When I found out I was pregnant, back in early January, I thought that each milestone was light years away! 12 weeks! 16 weeks! 20 weeks! and then when I thought about 24 weeks, I thought that there was NO way I would be getting to that point....
I made it! AND, with flying colors!!! The baby measures perfect, every time. His heart is perfect. My growth is perfect. Blood pressure perfect. I have gained about 3 lbs, in 24 weeks. Everything is perfect.
I was put through hell, losing 2 babies, to find out God's plan. He HAD a plan. He saved my life, before he let me grow a healthy life. Without those 2 babies, I would not have found out some health issues, lost all of my weight, quit smoking, etc.

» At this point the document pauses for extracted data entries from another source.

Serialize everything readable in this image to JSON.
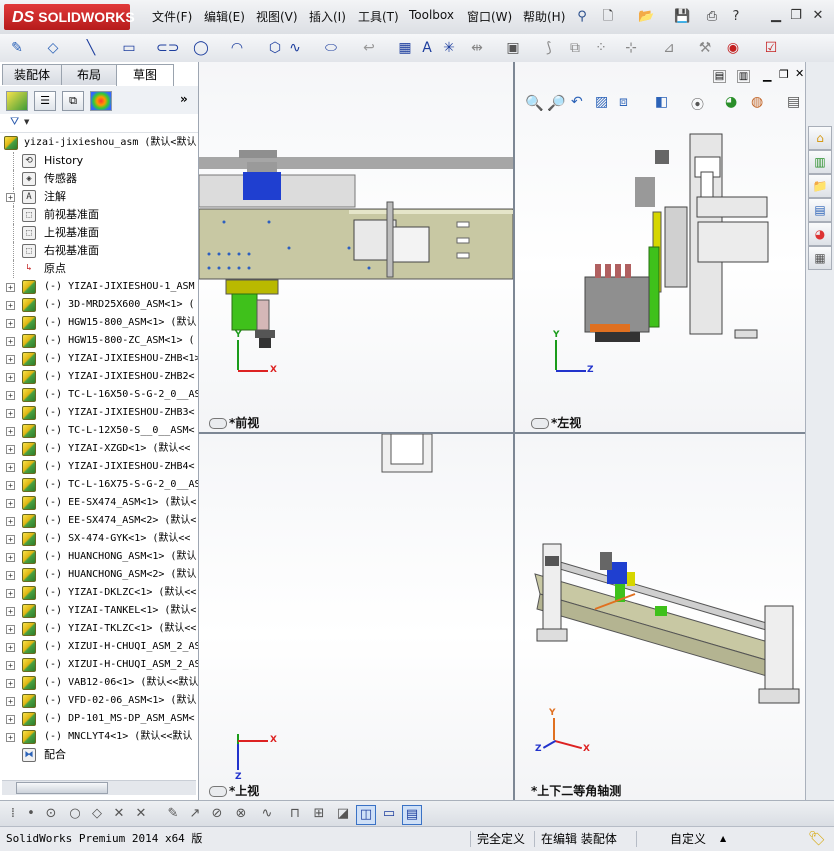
{
  "app": {
    "logo_prefix": "DS",
    "logo_name": "SOLIDWORKS"
  },
  "menu": [
    "文件(F)",
    "编辑(E)",
    "视图(V)",
    "插入(I)",
    "工具(T)",
    "Toolbox",
    "窗口(W)",
    "帮助(H)"
  ],
  "left_tabs": [
    "装配体",
    "布局",
    "草图"
  ],
  "tree": {
    "root": "yizai-jixieshou_asm  (默认<默认",
    "features": [
      {
        "label": "History",
        "icon": "history-icon"
      },
      {
        "label": "传感器",
        "icon": "sensor-icon"
      },
      {
        "label": "注解",
        "icon": "annotation-icon"
      },
      {
        "label": "前视基准面",
        "icon": "plane-icon"
      },
      {
        "label": "上视基准面",
        "icon": "plane-icon"
      },
      {
        "label": "右视基准面",
        "icon": "plane-icon"
      },
      {
        "label": "原点",
        "icon": "origin-icon"
      }
    ],
    "components": [
      "(-) YIZAI-JIXIESHOU-1_ASM",
      "(-) 3D-MRD25X600_ASM<1> (",
      "(-) HGW15-800_ASM<1> (默认",
      "(-) HGW15-800-ZC_ASM<1> (",
      "(-) YIZAI-JIXIESHOU-ZHB<1>",
      "(-) YIZAI-JIXIESHOU-ZHB2<",
      "(-) TC-L-16X50-S-G-2_0__AS",
      "(-) YIZAI-JIXIESHOU-ZHB3<",
      "(-) TC-L-12X50-S__0__ASM<",
      "(-) YIZAI-XZGD<1> (默认<<",
      "(-) YIZAI-JIXIESHOU-ZHB4<",
      "(-) TC-L-16X75-S-G-2_0__AS",
      "(-) EE-SX474_ASM<1> (默认<",
      "(-) EE-SX474_ASM<2> (默认<",
      "(-) SX-474-GYK<1> (默认<<",
      "(-) HUANCHONG_ASM<1> (默认",
      "(-) HUANCHONG_ASM<2> (默认",
      "(-) YIZAI-DKLZC<1> (默认<<",
      "(-) YIZAI-TANKEL<1> (默认<",
      "(-) YIZAI-TKLZC<1> (默认<<",
      "(-) XIZUI-H-CHUQI_ASM_2_AS",
      "(-) XIZUI-H-CHUQI_ASM_2_AS",
      "(-) VAB12-06<1> (默认<<默认",
      "(-) VFD-02-06_ASM<1> (默认",
      "(-) DP-101_MS-DP_ASM_ASM<",
      "(-) MNCLYT4<1> (默认<<默认"
    ],
    "mates": "配合"
  },
  "viewports": {
    "front": "*前视",
    "left": "*左视",
    "top": "*上视",
    "iso": "*上下二等角轴测"
  },
  "status": {
    "product": "SolidWorks Premium 2014 x64 版",
    "defined": "完全定义",
    "editing": "在编辑 装配体",
    "units": "自定义"
  },
  "colors": {
    "plate": "#c8c8a3",
    "green": "#3fc11b",
    "blue_block": "#1f3fd0",
    "grey_part": "#8f8f8f",
    "accent_red": "#c41f1f"
  }
}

I thank God, and my 2 babies, for sacrificing their lives, for their brother Wyatt, and their mom.
Tomorrow, if Wyatt were to be born, he would have a 50-70% chance of survival. Everyday after tomorrow, the % goes up tremendously! I DO NOT want to have Wyatt this week, or any week soon, but I am starting to have a good relaxing calm, knowing that every week I go farther, I am looking at bringing my baby boy home! I know some people are probably wondering why I even worry, about preterm... Well, having lost 2, it is scary! I know everything has been perfect, so I don't really have a risk of preterm, per say, but its nice to know I am getting to a point where I am can breathe a bit easier.